Après la Grande Roue, le combat continue contre les baraquements illégaux de la place de la Concorde

Chalet de vente de souvenirs établi, depuis plusieurs années, sans autorisation sur la place classée au titre des monuments historiques de la Concorde. Photo Sites & Monuments

Les visiteurs de Paris sont souvent surpris de croiser, en sortant du jardin des Tuileries, à toute proximité de l’obélisque et du mobilier classé de Hittorff de la place de la Concorde, deux "chalets" vendant des marchandises peu compatibles avec ce site patrimonial majeur. Se posait aussi la question du lien de la Grande Roue et des trois chalets l’accompagnant avec ces deux autres chalets maintenus sur la place toute l’année... La Direction régionale des affaires culturelles (DRAC) refuse en effet de les prendre en compte dans le calcul de l’emprise de la roue et de ses annexes, limitée chaque année à 651 m2 (voir ici).

Demandant des éclaircissements, La Tribune de l’Art recevait, le 21 juillet 2017, cette réponse de la préfecture de Région (DRAC) :
« La ville de Paris nous confirme que les baraques ne sont pas liées aux installations de la grande roue (la ville avait fait passer un huissier après le démontage de la roue pour s’assurer que toutes les installations étaient bien parties). 
Par ailleurs, Marcel Campion nous a aussi assuré que ces baraques n’étaient pas à lui.
Compte tenu de la superficie des baraques concernées (inférieures à 20 m2), ces installations ne requièrent pas d’autorisation de la DRAC même si elles sont installées sur un site classé. L’autorisation de ces installations relève donc strictement de la ville de Paris.
 »

En effet, seules les installations d’une « surface supérieure à vingt mètre carrés et d’une durée supérieure à un mois sur un terrain classé  » entrent, aux termes des articles L. 621-9 et R. 621-11 7° du code du patrimoine, dans la catégorie des travaux soumis à autorisation de la DRAC.

Les deux affirmations de la préfecture, selon lesquelles les 2 chalets seraient indépendants de la Grande Roue et non soumis à l’autorisation de la DRAC, étaient inexactes.

A gauche, chalet théoriquement indépendant de la Grande Roue, maintenu toute l’année ; à droite, chalet dépendant de la Grande Roue, démonté avec elle. Photo Sites & Monuments

En effet, l’un des chalets appartient à la propre fille de M. Marcel Campion, tandis que l’autre appartient à M. Ange Bornais, dont la société est domiciliée à la même adresse que celles de Monsieur Campion (Le Point du 20 juillet 2017 nous apprend par ailleurs qu’un monsieur "Daniel Bornais est son ami de toujours »). Les deux baraquements sont donc tout à fait liés à la Grande Roue (lire ici), qu’ils encadrent en formant une véritable nasse au sortir de la grille des Tuileries.
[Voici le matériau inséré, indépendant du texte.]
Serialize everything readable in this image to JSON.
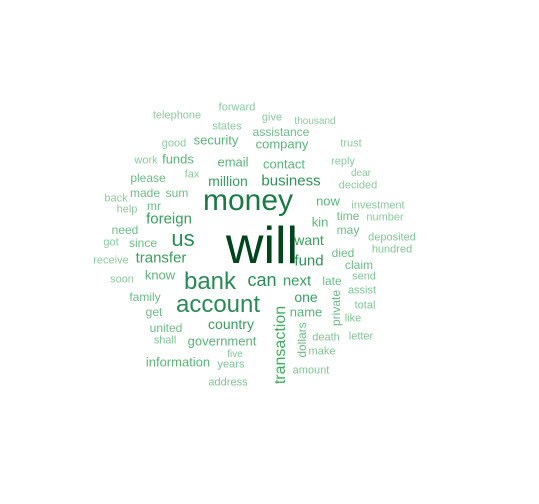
{
  "words": [
    {
      "text": "will",
      "color": "#00441b"
    },
    {
      "text": "money",
      "color": "#1b7a44"
    },
    {
      "text": "bank",
      "color": "#2a8b57"
    },
    {
      "text": "account",
      "color": "#2a8b57"
    },
    {
      "text": "us",
      "color": "#2a8b57"
    },
    {
      "text": "can",
      "color": "#2a8b57"
    },
    {
      "text": "transaction",
      "color": "#41ab5d"
    },
    {
      "text": "business",
      "color": "#2f9258"
    },
    {
      "text": "foreign",
      "color": "#3a9e60"
    },
    {
      "text": "transfer",
      "color": "#3a9e60"
    },
    {
      "text": "fund",
      "color": "#2f9258"
    },
    {
      "text": "next",
      "color": "#3a9e60"
    },
    {
      "text": "country",
      "color": "#3a9e60"
    },
    {
      "text": "one",
      "color": "#3a9e60"
    },
    {
      "text": "want",
      "color": "#3a9e60"
    },
    {
      "text": "million",
      "color": "#3a9e60"
    },
    {
      "text": "company",
      "color": "#5cb37a"
    },
    {
      "text": "contact",
      "color": "#5cb37a"
    },
    {
      "text": "email",
      "color": "#5cb37a"
    },
    {
      "text": "security",
      "color": "#5cb37a"
    },
    {
      "text": "funds",
      "color": "#5cb37a"
    },
    {
      "text": "know",
      "color": "#5cb37a"
    },
    {
      "text": "now",
      "color": "#5cb37a"
    },
    {
      "text": "kin",
      "color": "#5cb37a"
    },
    {
      "text": "name",
      "color": "#5cb37a"
    },
    {
      "text": "government",
      "color": "#5cb37a"
    },
    {
      "text": "information",
      "color": "#5cb37a"
    },
    {
      "text": "united",
      "color": "#6dbb88"
    },
    {
      "text": "family",
      "color": "#6dbb88"
    },
    {
      "text": "get",
      "color": "#6dbb88"
    },
    {
      "text": "since",
      "color": "#6dbb88"
    },
    {
      "text": "need",
      "color": "#6dbb88"
    },
    {
      "text": "please",
      "color": "#6dbb88"
    },
    {
      "text": "made",
      "color": "#6dbb88"
    },
    {
      "text": "sum",
      "color": "#6dbb88"
    },
    {
      "text": "mr",
      "color": "#6dbb88"
    },
    {
      "text": "assistance",
      "color": "#6dbb88"
    },
    {
      "text": "late",
      "color": "#6dbb88"
    },
    {
      "text": "died",
      "color": "#6dbb88"
    },
    {
      "text": "may",
      "color": "#6dbb88"
    },
    {
      "text": "time",
      "color": "#6dbb88"
    },
    {
      "text": "claim",
      "color": "#6dbb88"
    },
    {
      "text": "dollars",
      "color": "#6dbb88"
    },
    {
      "text": "private",
      "color": "#6dbb88"
    },
    {
      "text": "death",
      "color": "#7fc495"
    },
    {
      "text": "make",
      "color": "#7fc495"
    },
    {
      "text": "amount",
      "color": "#7fc495"
    },
    {
      "text": "years",
      "color": "#7fc495"
    },
    {
      "text": "five",
      "color": "#7fc495"
    },
    {
      "text": "address",
      "color": "#7fc495"
    },
    {
      "text": "shall",
      "color": "#7fc495"
    },
    {
      "text": "letter",
      "color": "#7fc495"
    },
    {
      "text": "like",
      "color": "#7fc495"
    },
    {
      "text": "total",
      "color": "#7fc495"
    },
    {
      "text": "assist",
      "color": "#7fc495"
    },
    {
      "text": "send",
      "color": "#7fc495"
    },
    {
      "text": "hundred",
      "color": "#7fc495"
    },
    {
      "text": "deposited",
      "color": "#7fc495"
    },
    {
      "text": "number",
      "color": "#8cc9a0"
    },
    {
      "text": "investment",
      "color": "#8cc9a0"
    },
    {
      "text": "decided",
      "color": "#8cc9a0"
    },
    {
      "text": "dear",
      "color": "#8cc9a0"
    },
    {
      "text": "reply",
      "color": "#8cc9a0"
    },
    {
      "text": "trust",
      "color": "#8cc9a0"
    },
    {
      "text": "thousand",
      "color": "#8cc9a0"
    },
    {
      "text": "give",
      "color": "#8cc9a0"
    },
    {
      "text": "forward",
      "color": "#8cc9a0"
    },
    {
      "text": "states",
      "color": "#8cc9a0"
    },
    {
      "text": "telephone",
      "color": "#8cc9a0"
    },
    {
      "text": "good",
      "color": "#8cc9a0"
    },
    {
      "text": "work",
      "color": "#8cc9a0"
    },
    {
      "text": "fax",
      "color": "#8cc9a0"
    },
    {
      "text": "back",
      "color": "#8cc9a0"
    },
    {
      "text": "help",
      "color": "#8cc9a0"
    },
    {
      "text": "got",
      "color": "#8cc9a0"
    },
    {
      "text": "receive",
      "color": "#8cc9a0"
    },
    {
      "text": "soon",
      "color": "#8cc9a0"
    }
  ]
}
Les chalets et leurs annexes ont en outre, respectivement, une superficie de plus de 30 m2 (auxquels il faut ajouter 10 m2 de portants) et de plus de 55 m2, comme en atteste le constat d’huissier effectué à la demande de notre association le 17 janvier 2017 (voir ici), constat immédiatement communiqué à la DRAC et au ministère de la Culture.
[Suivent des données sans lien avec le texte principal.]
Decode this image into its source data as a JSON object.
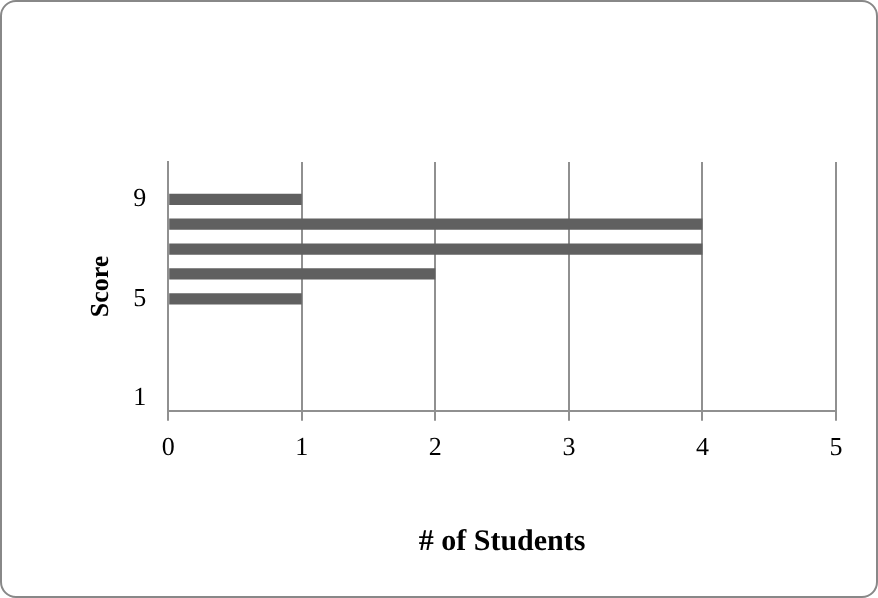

Le 28 juillet 2017, nous demandions par lettre recommandée à la mairie de Paris de consulter l’autorisation d’occupation du domaine public des 2 chalets. Le même jour, nous demandions également à la DRAC d’intervenir, l’emprise de chaque baraquement étant largement supérieure à 20 m2.

Lettre du 28 juillet 2017 adressée à la mairie de Paris
Lettre du 28 juillet 2017 adressée à la DRAC

Le 12 septembre 2017, le Conservateur Régional des Monuments historiques déclarait à La Tribune de l’Art que ces dossiers étaient « en cours de régularisation » (lire ici), contredisant ainsi l’affirmation de sa propre direction selon laquelle les baraquements ne nécessitaient aucune autorisation ! Régularisation bien tardive pour des installations présentes depuis des années sur la place...

La mairie de Paris ayant refusé tacitement de communiquer l’autorisation d’occupation du domaine public demandée, nous saisissions la CADA le 25 septembre 2017. Celle-ci, conformément à la procédure, se rapprochait de la mairie de Paris pour connaitre ses arguments et provoquait, le 11 décembre 2017, la communication des documents demandés ! Un avis de non lieu à statuer était par conséquent rendu par la CADA le 29 décembre 2017.

Autorisation vente alimentaire
Autorisation vente souvenirs

Les deux autorisations communiquées nous apprennent que les deux chalets enlaidissant la place de la Concorde ont, pour l’un, une superficie de 21 m2 et, pour l’autre, de 31 m2 (21 m2 de chalet et 10m2 de portants) et appartenaient donc aux structures qui doivent être autorisées par la DRAC, contrairement à ce que cette administration affirmait !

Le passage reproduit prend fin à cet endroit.